- Directed by: Campbell Scott
- Written by: Bruce McIntosh
- Screenplay by: Bruce McIntosh
- Starring: Denis Leary Hope Davis J. C. MacKenzie Jim Gaffigan Jim Hornyak Maureen Anderman
- Cinematography: Dan Gillham
- Edited by: Andy Keir
- Music by: Guy Davis
- Production company: Independent Film Channel
- Distributed by: Lions Gate Films Cowboy Pictures
- Release date: December 7, 2001;
- Running time: 111 minutes
- Country: United States
- Language: English

= Final (film) =

2001 film by Campbell Scott

Final is a 2001 science fiction film directed by Campbell Scott. It stars Denis Leary, Hope Davis, J. C. MacKenzie, Jim Gaffigan, Jim Hornyak, and Maureen Anderman. Earl Hindman also starred in the film, and this was his final film role prior to his death two years later, in 2003.

==Plot==
Bill wakes up from a coma in a psychiatric hospital, suffering from delusions that he is about to be executed by a futuristic society which has unfrozen him from a past experiment in cryonics and tissue regeneration.
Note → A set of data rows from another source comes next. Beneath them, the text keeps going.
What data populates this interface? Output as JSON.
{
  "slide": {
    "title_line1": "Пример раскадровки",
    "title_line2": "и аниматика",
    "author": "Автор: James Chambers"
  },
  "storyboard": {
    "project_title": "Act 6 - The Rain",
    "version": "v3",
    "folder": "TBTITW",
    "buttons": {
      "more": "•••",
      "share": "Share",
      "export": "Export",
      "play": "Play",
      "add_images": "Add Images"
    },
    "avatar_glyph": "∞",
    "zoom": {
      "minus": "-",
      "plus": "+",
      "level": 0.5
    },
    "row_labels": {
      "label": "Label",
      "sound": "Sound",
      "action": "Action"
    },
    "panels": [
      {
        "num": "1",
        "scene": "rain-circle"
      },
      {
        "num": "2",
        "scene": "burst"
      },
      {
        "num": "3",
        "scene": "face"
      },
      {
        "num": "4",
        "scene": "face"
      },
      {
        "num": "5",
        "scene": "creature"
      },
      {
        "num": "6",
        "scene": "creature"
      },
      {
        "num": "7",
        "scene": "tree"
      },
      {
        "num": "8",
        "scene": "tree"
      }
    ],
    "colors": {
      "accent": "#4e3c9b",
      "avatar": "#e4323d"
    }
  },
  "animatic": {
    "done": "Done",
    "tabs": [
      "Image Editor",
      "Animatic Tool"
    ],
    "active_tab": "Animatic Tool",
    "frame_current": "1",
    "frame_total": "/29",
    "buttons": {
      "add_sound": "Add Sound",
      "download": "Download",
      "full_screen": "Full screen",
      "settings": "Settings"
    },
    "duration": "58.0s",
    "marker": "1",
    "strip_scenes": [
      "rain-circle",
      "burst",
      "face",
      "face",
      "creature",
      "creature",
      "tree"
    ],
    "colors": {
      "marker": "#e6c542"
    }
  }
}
Under the care of Ann, his psychiatrist, he starts remembering trauma from his pre-coma life, including the death of his father, a breakup with his fiancee, and a drunken binge while driving. He begins to recover from his mental breakdown, yet his delusions do not cease. As the truth unravels, he discovers that his delusions may be closer to the truth than the reality he was told of by his caregivers.